Борис распрощался со взводом, пожелал новому командиру с комсомольским значком на гимнастерке долгой жизни и дружбы с солдатами.
Филькин обнял взводного, бережно по спине похлопал:
– Я буду ждать тебя, Боря!
В дороге лейтенанта догнала повозка. На ней стоял, бойко мотая вожжами, Шкалик, отъевшийся в госпитале, очень всем довольный, особенно тем, что сумели солдаты раздобыть повозку – выбросили пустые ящики, столкнули наземь ездового и велели догонять раненого товарища командира.
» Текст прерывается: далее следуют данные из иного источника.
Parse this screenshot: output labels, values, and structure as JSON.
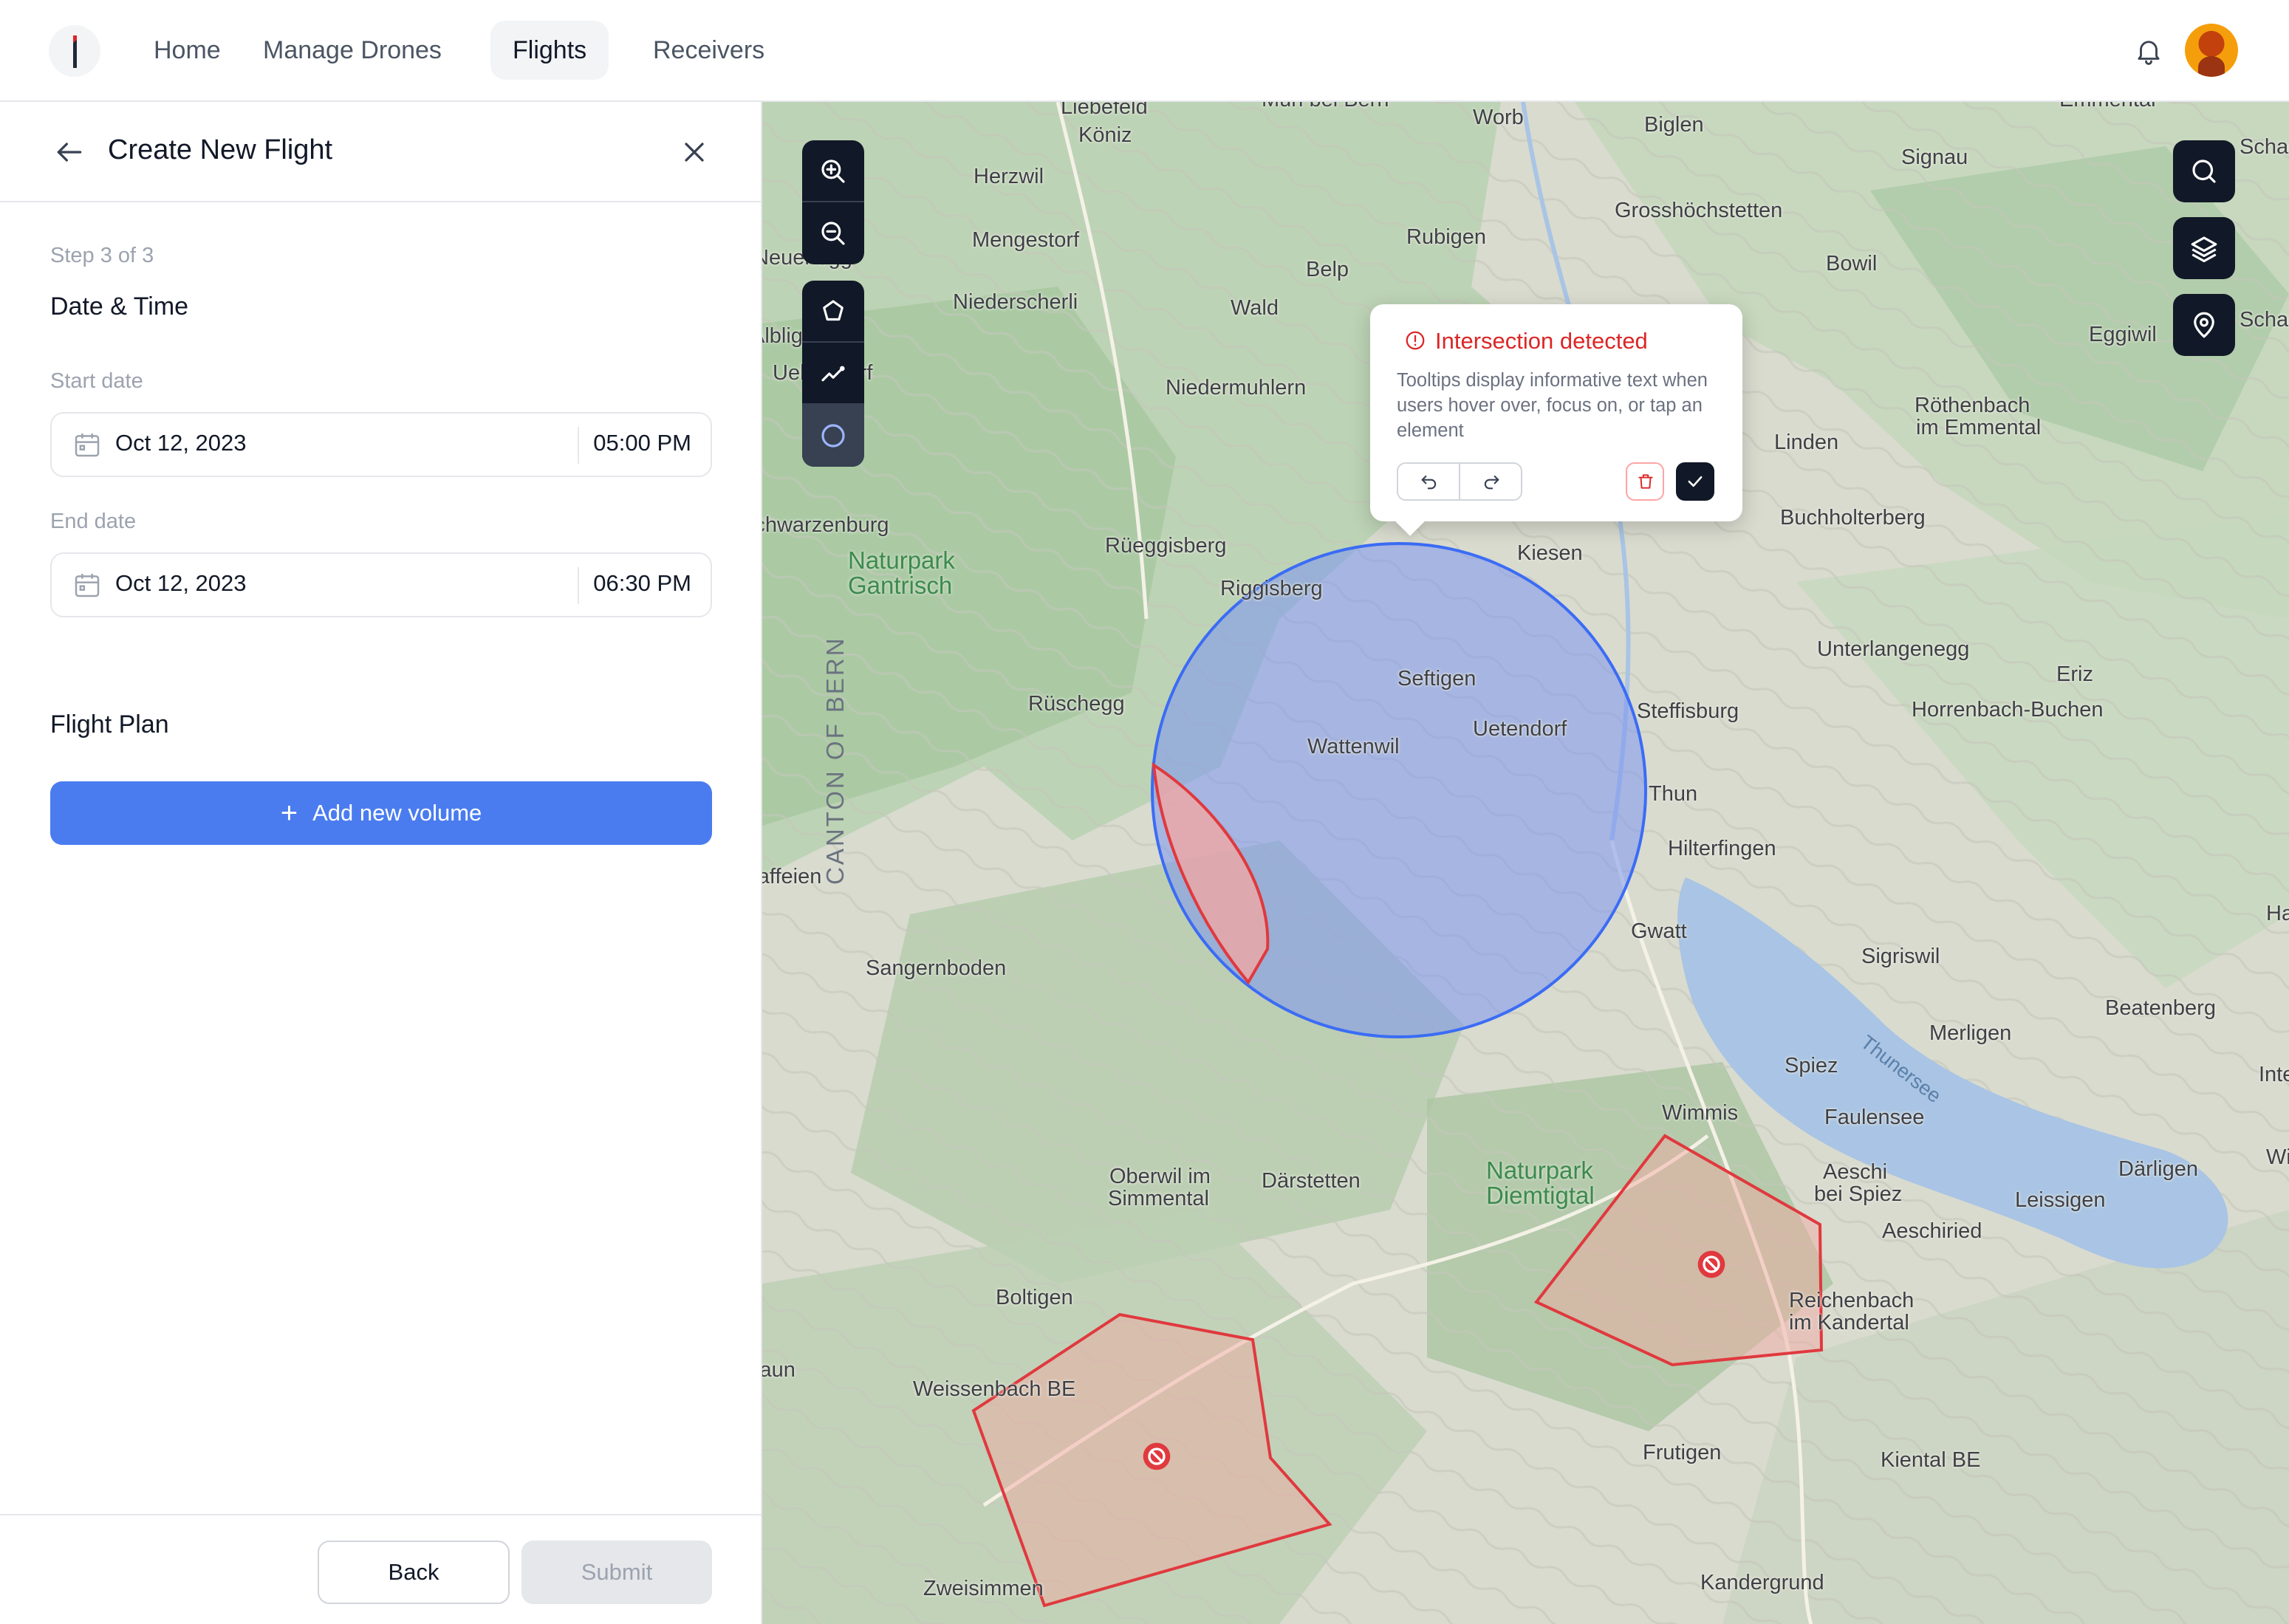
{
  "nav": {
    "items": [
      {
        "label": "Home",
        "active": false
      },
      {
        "label": "Manage Drones",
        "active": false
      },
      {
        "label": "Flights",
        "active": true
      },
      {
        "label": "Receivers",
        "active": false
      }
    ],
    "icons": [
      "app-logo-icon",
      "bell-icon",
      "user-avatar"
    ]
  },
  "panel": {
    "title": "Create New Flight",
    "step": "Step 3 of 3",
    "section_datetime": "Date & Time",
    "start_label": "Start date",
    "start_date": "Oct 12, 2023",
    "start_time": "05:00 PM",
    "end_label": "End date",
    "end_date": "Oct 12, 2023",
    "end_time": "06:30 PM",
    "section_plan": "Flight Plan",
    "add_volume": "Add new volume",
    "back": "Back",
    "submit": "Submit"
  },
  "map": {
    "canton": "CANTON OF BERN",
    "lake": "Thunersee",
    "parks": [
      {
        "line1": "Naturpark",
        "line2": "Gantrisch"
      },
      {
        "line1": "Naturpark",
        "line2": "Diemtigtal"
      }
    ],
    "places": [
      "Liebefeld",
      "Köniz",
      "Muri bei Bern",
      "Worb",
      "Biglen",
      "Emmental",
      "Signau",
      "Schachen",
      "Herzwil",
      "Mengestorf",
      "Rubigen",
      "Grosshöchstetten",
      "Bowil",
      "Neuenegg",
      "Belp",
      "Wald",
      "Niederscherli",
      "Eggiwil",
      "Schangnau",
      "Albligen",
      "Ueberstorf",
      "Niedermuhlern",
      "Röthenbach",
      "im Emmental",
      "Linden",
      "Schwarzenburg",
      "Buchholterberg",
      "Rüeggisberg",
      "Riggisberg",
      "Kiesen",
      "Seftigen",
      "Unterlangenegg",
      "Uetendorf",
      "Eriz",
      "Rüschegg",
      "Steffisburg",
      "Horrenbach-Buchen",
      "Wattenwil",
      "Thun",
      "Hilterfingen",
      "Plaffeien",
      "Gwatt",
      "Habkern",
      "Sigriswil",
      "Sangernboden",
      "Beatenberg",
      "Merligen",
      "Spiez",
      "Interlaken",
      "Wimmis",
      "Faulensee",
      "Oberwil im",
      "Simmental",
      "Därstetten",
      "Aeschi",
      "bei Spiez",
      "Därligen",
      "Wilderswil",
      "Leissigen",
      "Aeschiried",
      "Boltigen",
      "Reichenbach",
      "im Kandertal",
      "Jaun",
      "Weissenbach BE",
      "Frutigen",
      "Kiental BE",
      "Zweisimmen",
      "Kandergrund"
    ],
    "tooltip": {
      "title": "Intersection detected",
      "body": "Tooltips display informative text when users hover over, focus on, or tap an element"
    },
    "tools": [
      "zoom-in-icon",
      "zoom-out-icon",
      "polygon-tool-icon",
      "path-tool-icon",
      "circle-tool-icon",
      "search-icon",
      "layers-icon",
      "location-pin-icon"
    ],
    "colors": {
      "volume_fill": "#7b96f0",
      "volume_stroke": "#3b6cf5",
      "restricted_fill": "#f4a7a0",
      "restricted_stroke": "#e0393e",
      "lake": "#a9c4e4",
      "primary": "#4a7cf0"
    }
  }
}
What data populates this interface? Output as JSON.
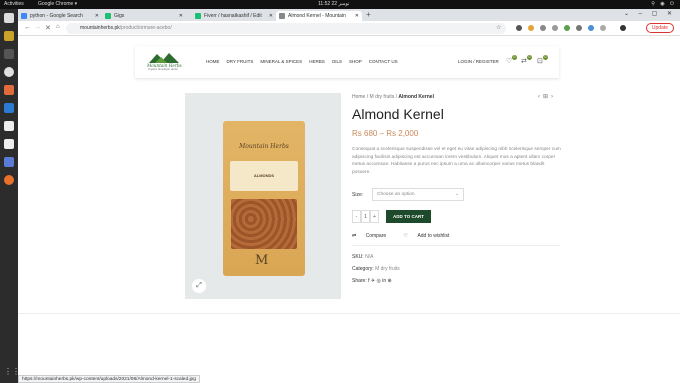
{
  "os": {
    "activities": "Activities",
    "app": "Google Chrome ▾",
    "clock": "11:52 22 نومبر"
  },
  "tabs": [
    {
      "label": "python - Google Search",
      "color": "#4285f4"
    },
    {
      "label": "Gigs",
      "color": "#1dbf73"
    },
    {
      "label": "Fiverr / hasnatkashif / Edit",
      "color": "#1dbf73"
    },
    {
      "label": "Almond Kernel - Mountain",
      "color": "#888888"
    }
  ],
  "address": {
    "domain": "mountainherbs.pk",
    "path": "/product/ormare-acebo/",
    "update": "Update"
  },
  "site": {
    "menu": [
      "HOME",
      "DRY FRUITS",
      "MINERAL & SPICES",
      "HERBS",
      "OILS",
      "SHOP",
      "CONTACT US"
    ],
    "login": "LOGIN / REGISTER",
    "wishlist_count": "0",
    "compare_count": "0",
    "cart_count": "0",
    "logo_text": "Mountain Herbs",
    "logo_sub": "Organic Himalayan Herbs"
  },
  "product": {
    "crumb_home": "Home",
    "crumb_sep1": "/",
    "crumb_cat": "M dry fruits",
    "crumb_sep2": "/",
    "crumb_current": "Almond Kernel",
    "title": "Almond Kernel",
    "price": "Rs 680 – Rs 2,000",
    "description": "Consequat a scelerisque suspendisse vel et eget eu vitae adipiscing nibh scelerisque semper cum adipiscing facilisis adipiscing est accumsan lorem vestibulum. Aliquet mus a aptent ullam corper metus accumsan. Habitasse a purus nec ipsum a urna ac ullamcorper varius metus blandit posuere.",
    "size_label": "Size:",
    "size_placeholder": "Choose an option",
    "qty_minus": "-",
    "qty_value": "1",
    "qty_plus": "+",
    "add_to_cart": "ADD TO CART",
    "compare": "Compare",
    "wishlist": "Add to wishlist",
    "sku_label": "SKU:",
    "sku_value": "N/A",
    "category_label": "Category:",
    "category_value": "M dry fruits",
    "share_label": "Share:",
    "share_icons": "f  ✈  ◎  in  ⊕",
    "bag_brand": "Mountain Herbs",
    "bag_name": "ALMONDS",
    "bag_mark": "M"
  },
  "status_url": "https://mountainherbs.pk/wp-content/uploads/2021/08/Almond-kernel-1-scaled.jpg"
}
С радостью забрался лейтенант в повозку, ткнулся лицом в мышами пахнущую солому. Его подбрасывало на выбоинах, катало по повозке, когда она заваливалась в глубокие, танками прорытые колдобины, но Борис все равно дремал, отупев от боли и усталости.
Шкалик, чмокая губами, шлепал кривоногую лошадь вожжами по бокам и все рассказывал, как они ловко заполучили повозку, как повозочный хватался за оружие, но потом, когда ему дали лепешек и чаю из буряков, а товарищ командир роты угостил легким табаком, повозочный утешился.
В грязном, размешанном логу повозка застряла. Борис попробовал помочь Шкалику, да силенок и того и другого оказалось маловато. Шкалик крикнул: «Я чичас, товарищ лейтенант!» – и прытко побежал вперед лошади, дергая ее за узду.
Лошадь, скрипя колесами, пошла в объезд, миновала бочажину, затрещала кустами. Борис, уронив голову, сидел по другую сторону лога, навалившись на ствол ветлы, изорванной колесами. Внезапно ударило пламя, развалило все вокруг грохотом, заклубился кислый дым. Кашляя, давясь удушьем, взводный слепо ринулся в лог. Перед ним, ломая чащу, упало и покатилось колесо от телеги; из редеющего дыма выпадывало и шлепалось в грязь что-то мягкое, ударяя в голову запахом парной крови и взрывчатки.
Шкалик был всегда беспечен. Но он-то, он, окопный командир, ванька-взводный, с собачьим уже чутьем, почему позволил себе расслабиться и не почувствовал опасности? Вон же они рядом стоят – дощечки с намалеванным черепом – ограждение минеров. Что это с ним? Почему отерпло и притупилось в нем все, чем держится человек в этой жизни?
– Бедный, бедный мальчик! – сказал, а может, подумал Борис и потер распухшие и зудящие веки. Не зная, что делать, постоял еще, оглядываясь по сторонам, словно бы запоминая это безлюдное, неприметное место, истерзанное колесами, воронками, и побрел лесом в санбат, надсаженный, полуглухой.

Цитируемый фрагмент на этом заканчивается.